Medical professionals who fled the repressive country said that "there are no protocols for medical treatment and examination of victims of sexual violence to provide therapeutic care or secure medical evidence," the report adds.
The rights organization interviewed a total of 106 North Koreans, comprised of 72 women, four girls, and 30 men. All were interviewed outside the country.
Former police officer: Nine out of ten women assaulted
A former police officer from North Korea, herself a victim of sexual abuse, Heo Jong-hae told CNN that 90% of the women she knew had been sexually assaulted.
She said that one of her friends contemplated suicide after being attacked at age 17.
"She said she cried and wanted to die. Her parents told her to come home before dark to avoid rape but things like this happens in broad daylight. She tried to kill herself. It was worse in Pyongyang where everyone was forced to go to work every day."
Heo said that in order to advance, many women join the military, but "the officials in charge will demand sexual favors. To join the (worker's) party, one must comply."
She added that, in her experience, in the rare event of a case being reported to the police, there is pressure to drop the investigation. "When the perpetrator is an official, even if the case comes to the police, it will be ignored," she said.
"Even if I or others in the station try to investigate, someone higher up like the chief will tell us to drop it. They are untouchable."
Heo said that her personal experience of assault largely informed her decision to defect.
"I couldn't live in that environment with stress. When I share my story, (I hope) other women share theirs too."
'No sense of right and wrong'
Even when men who sexually abuse women are held to account, their victims also suffer.
Director of New Korea Women's Union Lee So-yeon, a North Korean living in Seoul, told CNN that while she was serving in the North Korean military, a commander of her company sexually assaulted female soldiers. He faced a forced discharge, while his vice commander was assigned to a different unit. The commander's female victims were dishonorably discharged.

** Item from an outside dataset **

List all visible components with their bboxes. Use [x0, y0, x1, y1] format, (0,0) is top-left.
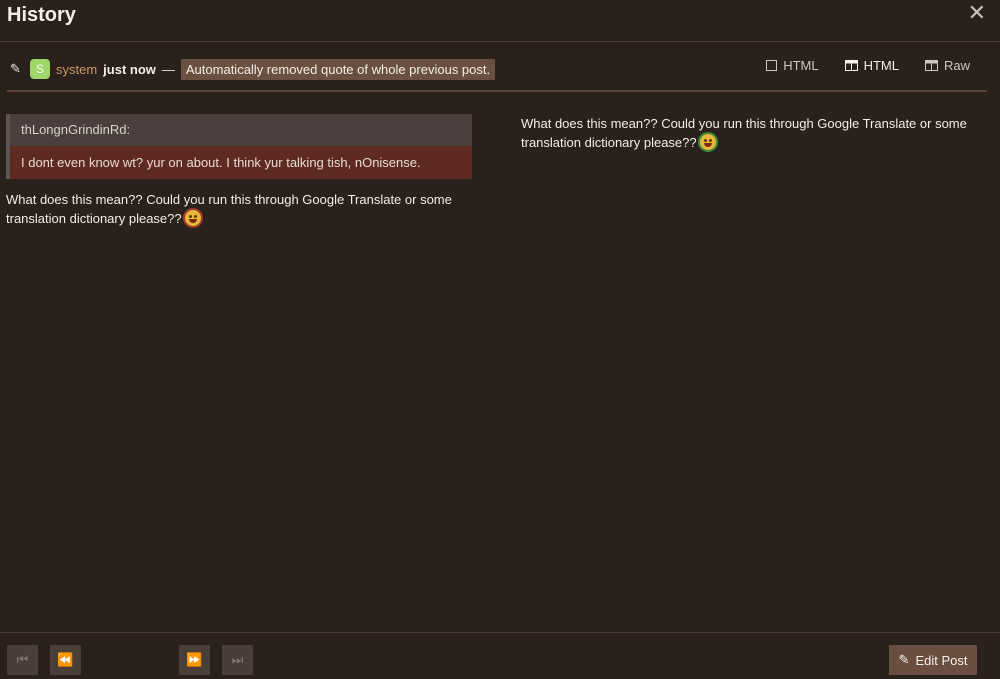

"The perpetrators are usually not punished if the victims number one or two. There is also less chance of being punished the higher the ranking of the perpetrator. In this case, he assaulted about 30 women.
"The victims were dishonorably discharged because it was considered that they simply had sexual relations with the commander while on duty. That they had actively taken part."
Even after the incident is over, the women continue to suffer its consequences.
"Once the word gets out that a woman had been victimized, the society doesn't look kindly at her. Instead, she is blamed for her reckless and seductive behavior," Lee said.
"There is no sense of right and wrong. The party officials must see these as a problem in order for the situation to change but they do not. They are the perpetrators themselves."
Nonexistent conviction rates
While Pyongyang has laws criminalizing rape, trafficking and having sexual relations with subordinates, the report notes that the North Korean government barely acknowledges the existence of rape in the country.
Last July, the North Korean government told the UN's Convention on the Elimination of Discrimination Against Women (CEDAW) that only nine people in all of North Korea were convicted of rape in 2008, seven in 2011, and five in 2015.
A 2014 UN report on human rights found that human rights violations -- including murder, enslavement and torture -- were prevalent in the country.
It added that sexual and gender-based violence was common throughout North Korean society, including in dealing with officials. Some of the incidences of sexual violence, including forced abortions, and rape committed against detained and imprisoned women, qualified as crimes against humanity.